The two most famous plays of O’Casey have an early gathering which can be called the dual gathering, or at least the dual relation: Juno and the Paycock and The Plough and the Stars. Here we have “the banner of The Plough and the Stars.” And on another flag we have a gathering that’s three, the tricolor—green, white, and orange—as in the American flag, red, white, and blue, and the French flag.

They are in a state of emotional excitement. Their faces are flushed and their eyes sparkle; they speak rapidly.

The eyes are a study in unification, and in emission and gathering, because as soon as the eyes begin to sparkle you have multiple petite dazzlement. Then, the eyes can be very grave. Eyes can be quiet pools or delicate spiritual fireworks. —These are stage directions, but O’Casey is careful with them. There’s composition here.

They speak rapidly.” It’s interesting to see that words like rapid and speed imply composition, because they show an object is in more than one place.

They have been mesmerized by the fervency of the speeches....

Capt. Brennan. We won’t have long to wait now.

Lieut. Langon. Th’ time is rotten ripe for revolution.

We have the phrase “rotten ripe.” Gathering and division and multiplication have to do with everything, and so there are things in chemistry and physics that have to do with gathering. I’ll mention two. One is the process of decay, or the being rotten. The other is the process of fermentation. Tyndall wrote a famous essay on fermentation—how liquid, which is seemingly smooth, changes into warlike drops. Being rotten is a way of acquiring another mode of composition, called decomposition. Take a pear that becomes rotten: the pear consists of parts when it’s at its best, but the parts are differently arranged when the pear is rotten. That’s so of an apple, or anything. Fullness and division are in “rotten ripe,” because occasionally ripeness (representing fullness) is next to rottenness (representing division). There’s a study in opposites there.

Lieut. Langon. Th’ time for Ireland’s battle is now—th’ place for Ireland’s battle is here.

That is quite rhythmical. It’s almost like verse. Then, this stage direction:

[A] tall, dark figure...is silhouetted against the window.

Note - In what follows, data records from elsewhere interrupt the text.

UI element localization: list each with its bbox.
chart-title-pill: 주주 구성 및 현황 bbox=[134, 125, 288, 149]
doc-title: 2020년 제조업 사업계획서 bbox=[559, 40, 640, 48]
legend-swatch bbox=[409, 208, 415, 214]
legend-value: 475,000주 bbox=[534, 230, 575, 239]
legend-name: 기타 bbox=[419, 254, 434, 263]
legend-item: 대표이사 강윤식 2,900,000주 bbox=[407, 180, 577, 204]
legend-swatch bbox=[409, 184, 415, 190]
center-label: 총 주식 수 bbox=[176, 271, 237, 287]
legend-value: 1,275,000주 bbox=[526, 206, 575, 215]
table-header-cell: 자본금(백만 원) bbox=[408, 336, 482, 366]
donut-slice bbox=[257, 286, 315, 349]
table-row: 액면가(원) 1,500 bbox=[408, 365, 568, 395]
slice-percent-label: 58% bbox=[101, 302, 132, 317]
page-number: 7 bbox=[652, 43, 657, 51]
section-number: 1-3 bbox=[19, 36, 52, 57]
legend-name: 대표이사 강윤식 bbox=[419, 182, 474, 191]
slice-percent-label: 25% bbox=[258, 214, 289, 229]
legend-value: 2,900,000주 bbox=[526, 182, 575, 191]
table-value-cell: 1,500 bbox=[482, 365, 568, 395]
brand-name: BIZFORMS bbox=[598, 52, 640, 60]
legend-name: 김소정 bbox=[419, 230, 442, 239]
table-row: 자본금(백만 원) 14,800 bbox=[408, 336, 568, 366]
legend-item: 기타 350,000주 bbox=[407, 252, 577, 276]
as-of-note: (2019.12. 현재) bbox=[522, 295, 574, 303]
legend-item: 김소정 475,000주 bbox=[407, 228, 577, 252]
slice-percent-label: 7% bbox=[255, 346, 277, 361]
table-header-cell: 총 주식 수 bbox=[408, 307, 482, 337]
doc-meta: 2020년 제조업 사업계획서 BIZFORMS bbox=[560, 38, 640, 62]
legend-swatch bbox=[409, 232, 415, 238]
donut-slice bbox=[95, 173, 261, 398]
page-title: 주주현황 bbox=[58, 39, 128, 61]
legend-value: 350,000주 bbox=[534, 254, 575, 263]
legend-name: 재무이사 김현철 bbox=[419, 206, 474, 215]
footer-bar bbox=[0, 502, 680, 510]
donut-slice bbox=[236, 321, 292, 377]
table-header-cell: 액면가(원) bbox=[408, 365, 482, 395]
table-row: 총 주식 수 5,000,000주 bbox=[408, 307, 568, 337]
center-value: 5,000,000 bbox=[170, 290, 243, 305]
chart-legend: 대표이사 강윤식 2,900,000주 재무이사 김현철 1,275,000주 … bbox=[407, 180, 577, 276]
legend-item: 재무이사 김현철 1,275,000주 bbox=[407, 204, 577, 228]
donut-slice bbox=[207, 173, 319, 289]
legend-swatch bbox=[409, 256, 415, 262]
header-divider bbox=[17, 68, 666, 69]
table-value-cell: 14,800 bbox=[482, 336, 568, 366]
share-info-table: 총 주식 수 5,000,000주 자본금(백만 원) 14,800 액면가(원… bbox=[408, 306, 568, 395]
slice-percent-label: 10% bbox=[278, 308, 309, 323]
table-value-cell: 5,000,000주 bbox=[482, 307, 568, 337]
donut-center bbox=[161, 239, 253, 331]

The three men pause and listen.

Since every form is a gathering, and since it is well to dramatize form, we can say a silhouette is a gathering of various directions and motions, all in behalf of a plane.

Voice of the Man. Our foes are strong, but strong as they are, they cannot undo the miracles of God, who ripens in the heart of young men the seeds sown by the young men of a former generation. They think they have pacified Ireland; think they have foreseen everything; think they have provided against everything; but the fools, the fools, the fools!—they have left us our Fenian dead, and, while Ireland holds these graves, Ireland, unfree, shall never be at peace!

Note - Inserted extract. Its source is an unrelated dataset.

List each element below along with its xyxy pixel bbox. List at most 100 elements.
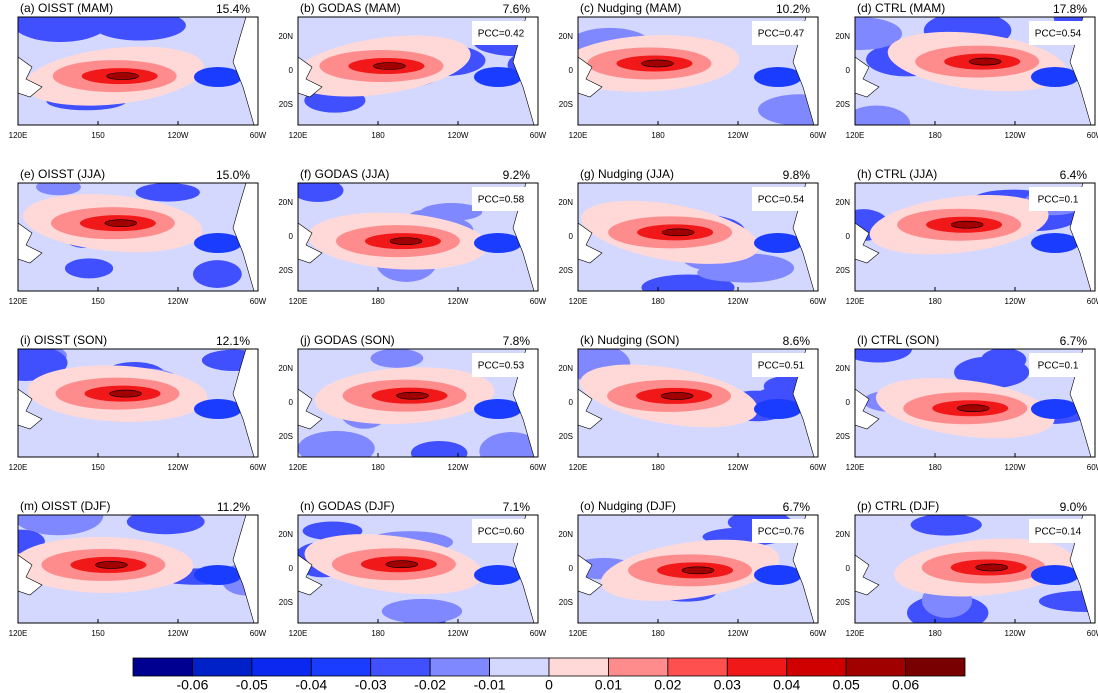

There are quite a few words or expressions here having to do with gathering and dividing. One, which has to do with life itself, is in the phrase “the seeds sown.” There is the plurality of “our foes are strong,” and the plurality of “miracles.” Then, if you “pacified Ireland” it would mean that the warring things in Ireland came to have composition.

From Fervor to Lightness

Capt. Brennan (catching up The Plough and the Stars). Imprisonment for th’ Independence of Ireland!

Lieut. Langon (catching up the Tricolour). Wounds for th’ Independence of Ireland!

Clitheroe. Death for th’ Independence of Ireland!

The Three (together). So help us God!

They drink. A bugle blows the Assembly. They hurry out. A pause. Fluther and Rosie come out of the snug: Rosie is linking Fluther, who is a little drunk. Both are in a merry mood.

With that intensity and then getting in “a merry mood,” we have O’Casey at work.

Rosie sings a lively song and: “They go out with their arms around each other.” Then we have that strong seriousness:

Clitheroe’s Voice (in command outside). Dublin Battalion of the Irish Citizen Army, by th’ right, quick march!

Military language is often about gathering. Battalion is a kind of gathering. Platoon is a kind of gathering. So are regiment, division, corps, and army itself.

So we have concluded the second act and gathered thoughts about gathering.